In the 1990s, the new Customs and Border Protection strategy aimed to close off access to urban areas and leave dangerous terrain as the only place where migrants could cross the border. Federal officials noted in a 1994 planning document that the strategy could place migrants in “mortal danger,” but anticipated that the dangerous journey would deter migrants from crossing the border illegally, the Arizona Daily Star reported.

“Strong border security and interior enforcement is the best way to stop loss of life,” U.S. Rep. Guy Reschenthaler, a Republican from Pennsylvania, said during House debate in 2020.

But Soto said the continued arrival of migrants, and unrelenting deaths in the desert, shows the policy has been ineffective as well as inhumane.

“We’ve invested so much in the militarization response, but nothing it seems like in terms of how can we change the factors that are bringing people over,” she said.

Border-wide, researchers still don’t have an accurate count of how many migrants have died on their journeys. A consortium of academics, advocates and forensic experts have been working to get a clearer picture, Soto said. The efforts were highlighted last fall at a migrant-death conference held at the University of Arizona.
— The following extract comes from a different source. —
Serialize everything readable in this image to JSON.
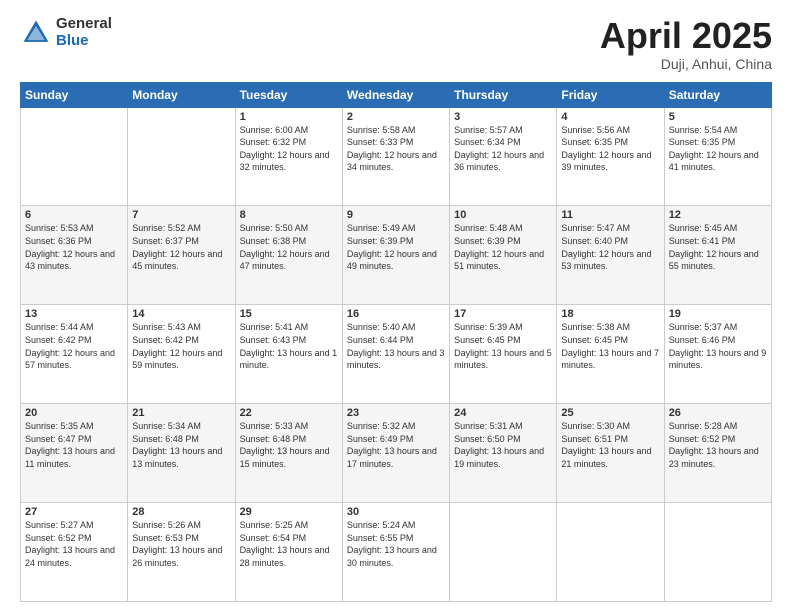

Official data from Border Patrol understate migrant-mortality rates, and local medical examiners’ offices in border counties often don’t see it as their job to determine whether a deceased person is likely a border-crosser, Soto said. The Pima County Medical Examiner’s Office is an exception, with its dedication to identifying migrant remains and working with partners to reunify them with their loved ones.

Ultimately, Soto said, the Migrant Trail shines a light on a painful reality to which many have become desensitized.

“It is a profound tragedy,” Soto said. As Migrant Trail participants, “we’re observing what’s happening and making a point of grieving together, publicly.”